Measurement solution for siloxane measurement in land-fill gas via FTIR - Monitoring and Testing

What are siloxanes?

The generation of electricity from municipal digesters and land fill is of increasing interest, as the biogas generated is a form of renewable energy. Organosilicon compounds are often present in products such as shampoo and cosmetics, as well as industrial products and lubricants, and they move into land-fill. These volatile compounds find their way into land-fill or digester gases as siloxanes.

Problems caused by siloxanes

Siloxanes are low-level hazards to the atmosphere in terms of their emissions, however when they are combusted in gas engines the hard silica that is produced is very harsh to the moving parts of the gas engine. Ultimately this increase maintenance cost and gives a lower energy output, making the generation of power less efficient. With this ever-growing market, the need for analysis of the siloxane content of the biogas pre-generator is important. A land-fill gas plant operator can determine the amount of siloxane removal of the pre-combustion feed gas. This enables a more cost-effective cleaning system to be employed. They can also determine whether an existing clean-up system is operating effectively.

atmosFIR Solution

There is currently no standard method for gaseous siloxane measurement and to date no on-line gas process monitoring system. The usual method of gas analysis has involved the extraction of a sample gas, via bag or cylinder, and analysis off-plant. Sampling losses of siloxanes inevitably occur, as the sample can be adsorbed on to the sample container wall. The common method of analysis is absorbing into a liquid and analysis via GC-MS or GC-FID, but this is not a direct reading of the gaseous sample.

Protea has developed an analytical model for our atmosFIR FTIR gas analyser that allows speciation of siloxanes on-line. The full spectrum technique of FTIR also allows for the measurement of the main gas components, CH4, CO2, NH3 etc. A range of common siloxane and other species found in land-fill gases has been identified, see Table 1. The siloxanes present can vary from different land-fill sites, different sewage plants and other sources, but Protea has found this list to cover most straight and cyclic siloxane compounds present. Trimethylsilanol, while not a siloxane, can lead to siloxane formation and is so included in the analytical model.

Although absorption features of the siloxane groups are similar, there are small changes in response due to the underlying vibrational frequency difference of the molecules. This enables us to “fingerprint” each species of siloxane and generate an accurate analytical model of the biogas process.


The measurement of siloxanes in the Mid-IR spectrum is in the absorption region 850 – 1250cm-1. Here we find the IR absorptions due to the Si-O stretch, with interference from CH4 at a minimum


Protea prides itself on the generation of accurate calibration information, and on incorporating this into an application specific chemometric model for the application. For siloxane analysis we use PLS modelling techniques, which are able to find the subtle differences in our calibration spectra, and then use this information to predict concentrations. Thus allowing speciation and quantification of each siloxane.

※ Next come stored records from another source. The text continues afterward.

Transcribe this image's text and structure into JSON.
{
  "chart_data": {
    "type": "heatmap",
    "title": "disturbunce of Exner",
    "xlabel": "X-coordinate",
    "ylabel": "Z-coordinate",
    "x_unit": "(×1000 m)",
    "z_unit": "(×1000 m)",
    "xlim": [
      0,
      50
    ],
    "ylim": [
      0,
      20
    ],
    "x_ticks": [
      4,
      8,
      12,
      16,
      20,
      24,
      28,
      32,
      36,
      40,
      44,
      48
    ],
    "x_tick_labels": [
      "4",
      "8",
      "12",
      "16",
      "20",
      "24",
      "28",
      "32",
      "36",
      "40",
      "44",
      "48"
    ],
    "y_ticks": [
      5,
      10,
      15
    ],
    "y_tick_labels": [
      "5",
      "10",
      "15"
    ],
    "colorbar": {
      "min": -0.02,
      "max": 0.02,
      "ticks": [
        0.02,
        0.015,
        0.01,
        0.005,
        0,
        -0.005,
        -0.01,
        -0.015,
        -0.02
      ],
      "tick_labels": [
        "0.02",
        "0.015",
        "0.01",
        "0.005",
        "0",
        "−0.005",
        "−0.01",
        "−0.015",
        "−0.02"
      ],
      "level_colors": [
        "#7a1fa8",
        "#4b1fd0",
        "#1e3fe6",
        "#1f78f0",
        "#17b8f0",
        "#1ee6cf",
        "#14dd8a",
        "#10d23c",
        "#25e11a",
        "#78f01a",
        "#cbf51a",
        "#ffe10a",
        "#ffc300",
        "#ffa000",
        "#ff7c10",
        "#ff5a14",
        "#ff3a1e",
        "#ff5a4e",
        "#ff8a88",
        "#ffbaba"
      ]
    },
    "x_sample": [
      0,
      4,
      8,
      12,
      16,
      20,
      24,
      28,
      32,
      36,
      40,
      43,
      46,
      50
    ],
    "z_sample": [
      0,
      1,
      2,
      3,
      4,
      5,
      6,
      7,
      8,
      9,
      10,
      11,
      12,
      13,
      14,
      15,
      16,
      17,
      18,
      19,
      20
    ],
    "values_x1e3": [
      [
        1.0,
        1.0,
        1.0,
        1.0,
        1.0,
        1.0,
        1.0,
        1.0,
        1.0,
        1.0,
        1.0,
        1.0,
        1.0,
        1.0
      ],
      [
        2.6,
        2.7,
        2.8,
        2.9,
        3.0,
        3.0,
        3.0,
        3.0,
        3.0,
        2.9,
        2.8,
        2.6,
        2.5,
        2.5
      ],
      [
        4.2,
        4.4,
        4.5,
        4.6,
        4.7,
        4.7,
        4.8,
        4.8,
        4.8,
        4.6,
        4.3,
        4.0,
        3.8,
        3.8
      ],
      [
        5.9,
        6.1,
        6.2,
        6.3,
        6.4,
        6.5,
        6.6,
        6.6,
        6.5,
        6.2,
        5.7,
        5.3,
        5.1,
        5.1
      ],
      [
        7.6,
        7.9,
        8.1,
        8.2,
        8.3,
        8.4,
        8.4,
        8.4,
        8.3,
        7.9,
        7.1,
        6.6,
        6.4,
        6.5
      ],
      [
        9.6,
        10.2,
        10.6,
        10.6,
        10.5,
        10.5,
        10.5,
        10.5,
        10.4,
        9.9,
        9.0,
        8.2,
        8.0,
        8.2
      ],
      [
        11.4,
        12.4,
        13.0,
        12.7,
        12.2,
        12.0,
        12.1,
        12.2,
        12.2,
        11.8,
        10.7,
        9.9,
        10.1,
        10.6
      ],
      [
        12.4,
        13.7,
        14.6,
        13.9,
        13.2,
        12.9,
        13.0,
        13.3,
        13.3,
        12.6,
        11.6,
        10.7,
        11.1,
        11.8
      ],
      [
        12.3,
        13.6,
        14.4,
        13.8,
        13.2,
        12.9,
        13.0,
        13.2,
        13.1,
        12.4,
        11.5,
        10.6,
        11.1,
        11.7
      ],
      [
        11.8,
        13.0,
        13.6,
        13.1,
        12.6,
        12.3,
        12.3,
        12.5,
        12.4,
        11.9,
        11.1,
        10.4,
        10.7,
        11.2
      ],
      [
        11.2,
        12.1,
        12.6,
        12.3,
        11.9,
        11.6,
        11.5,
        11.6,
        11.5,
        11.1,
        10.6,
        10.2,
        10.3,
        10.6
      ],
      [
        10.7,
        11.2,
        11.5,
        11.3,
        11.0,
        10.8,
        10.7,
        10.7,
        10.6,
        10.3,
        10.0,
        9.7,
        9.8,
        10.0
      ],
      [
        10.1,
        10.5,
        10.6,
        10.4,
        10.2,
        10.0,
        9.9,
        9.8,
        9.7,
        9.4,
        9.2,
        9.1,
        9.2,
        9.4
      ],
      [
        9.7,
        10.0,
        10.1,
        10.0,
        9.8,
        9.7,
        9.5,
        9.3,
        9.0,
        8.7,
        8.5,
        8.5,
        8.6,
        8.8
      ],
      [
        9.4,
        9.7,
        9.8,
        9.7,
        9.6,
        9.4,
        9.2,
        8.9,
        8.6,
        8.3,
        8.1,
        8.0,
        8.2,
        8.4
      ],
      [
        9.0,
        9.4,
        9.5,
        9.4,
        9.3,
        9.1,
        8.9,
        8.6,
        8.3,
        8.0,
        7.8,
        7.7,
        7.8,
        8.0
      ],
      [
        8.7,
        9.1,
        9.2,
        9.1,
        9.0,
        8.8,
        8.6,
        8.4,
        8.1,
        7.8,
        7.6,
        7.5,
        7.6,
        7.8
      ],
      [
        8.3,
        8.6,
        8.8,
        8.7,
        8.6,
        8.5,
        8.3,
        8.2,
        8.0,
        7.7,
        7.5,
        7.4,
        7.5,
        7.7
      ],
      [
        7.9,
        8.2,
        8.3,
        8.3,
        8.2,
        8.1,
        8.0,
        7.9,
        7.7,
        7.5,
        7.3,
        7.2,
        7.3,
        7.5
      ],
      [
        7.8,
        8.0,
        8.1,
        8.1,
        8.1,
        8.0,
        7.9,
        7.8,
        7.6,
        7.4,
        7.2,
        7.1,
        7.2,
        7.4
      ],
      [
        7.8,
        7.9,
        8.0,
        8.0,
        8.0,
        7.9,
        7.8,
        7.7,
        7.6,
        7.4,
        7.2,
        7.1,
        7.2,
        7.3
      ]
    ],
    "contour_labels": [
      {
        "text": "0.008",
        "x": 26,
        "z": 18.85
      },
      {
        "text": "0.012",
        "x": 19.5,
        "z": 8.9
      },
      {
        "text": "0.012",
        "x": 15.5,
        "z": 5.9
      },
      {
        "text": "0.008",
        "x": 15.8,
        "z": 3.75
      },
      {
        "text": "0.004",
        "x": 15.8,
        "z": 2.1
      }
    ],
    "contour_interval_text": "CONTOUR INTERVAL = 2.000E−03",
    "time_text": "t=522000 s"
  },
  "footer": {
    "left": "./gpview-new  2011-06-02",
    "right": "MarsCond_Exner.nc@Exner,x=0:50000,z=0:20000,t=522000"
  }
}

In addition we also model the interfering responses due to CH4 and CO2, to allow us to accurately account for the overlapping absorbances of background gases.


Protea’s atmosFIR FTIR analyser can be supplied with the suitable performance specifications for each application. The detection limits for this standard siloxane analysis model are summarised in Table 2. These values are calculated using our standard product. For customers with specific needs these can be improved upon by making modifications to the hardware and data collection parameters. atmosFIR FTIR analyser use DTGS detectors for siloxane measurements. Other FTIR systems employ the temperature cooled MCT variety of detectors. These MCT detectors have a limited IR detection range and cannot detect all the absorption peaks due to siloxanes. In order to analyse spectral absorptions below 950cm-1, MCT detector require cryogenic cooling – not ideal for fixed, hasslefree continuous monitoring.

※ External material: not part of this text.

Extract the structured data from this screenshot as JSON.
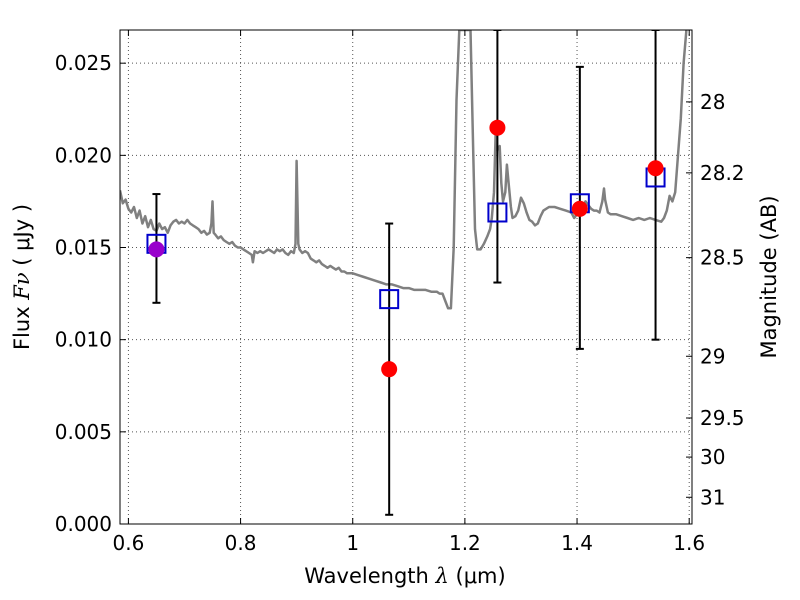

Resulting data from online runs on land-fill gives the predominant siloxane species in this case to be D4, Octamethylcyclotetrasiloxane, with traces of other siloxanes.

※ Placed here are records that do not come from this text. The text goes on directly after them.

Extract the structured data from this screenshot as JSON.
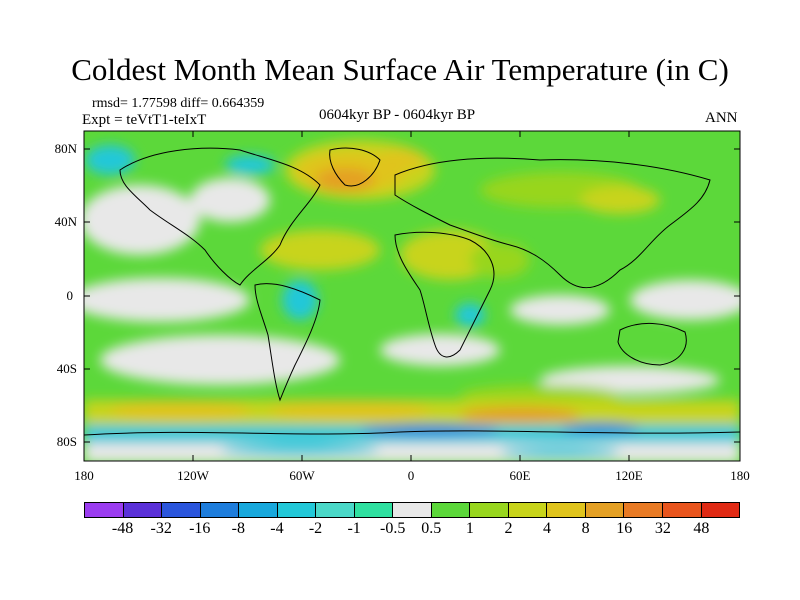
{
  "title": "Coldest Month Mean Surface Air Temperature (in C)",
  "stats": "rmsd= 1.77598 diff= 0.664359",
  "experiment": "Expt = teVtT1-teIxT",
  "period": "0604kyr BP - 0604kyr BP",
  "season": "ANN",
  "lat_labels": [
    "80N",
    "40N",
    "0",
    "40S",
    "80S"
  ],
  "lon_labels": [
    "180",
    "120W",
    "60W",
    "0",
    "60E",
    "120E",
    "180"
  ],
  "colorbar": {
    "colors": [
      "#9b3cf0",
      "#5a30d8",
      "#2a55dc",
      "#1e7ddc",
      "#18a8dc",
      "#22c8d8",
      "#4ad8c8",
      "#2fe0a0",
      "#e8e8e8",
      "#5cd83a",
      "#98d61e",
      "#c8d41a",
      "#e0c41c",
      "#e4a024",
      "#e87a24",
      "#e8541c",
      "#e02a14"
    ],
    "labels": [
      "-48",
      "-32",
      "-16",
      "-8",
      "-4",
      "-2",
      "-1",
      "-0.5",
      "0.5",
      "1",
      "2",
      "4",
      "8",
      "16",
      "32",
      "48"
    ]
  }
}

Protea’s continuous monitoring systems can be set-up to read speciated siloxanes or Total Siloxanes, whichever is most required. As well as the siloxane measurement, the quantification of background gases of CH4 and CO2 helps to control and improve the overall biogas process.

With the power of atmosFIR, we can also identify other species present in biogas, such as NH3 and sulphurous compounds such as H2S and Mercaptans. This provides the complete analytical tool for the biogas plant.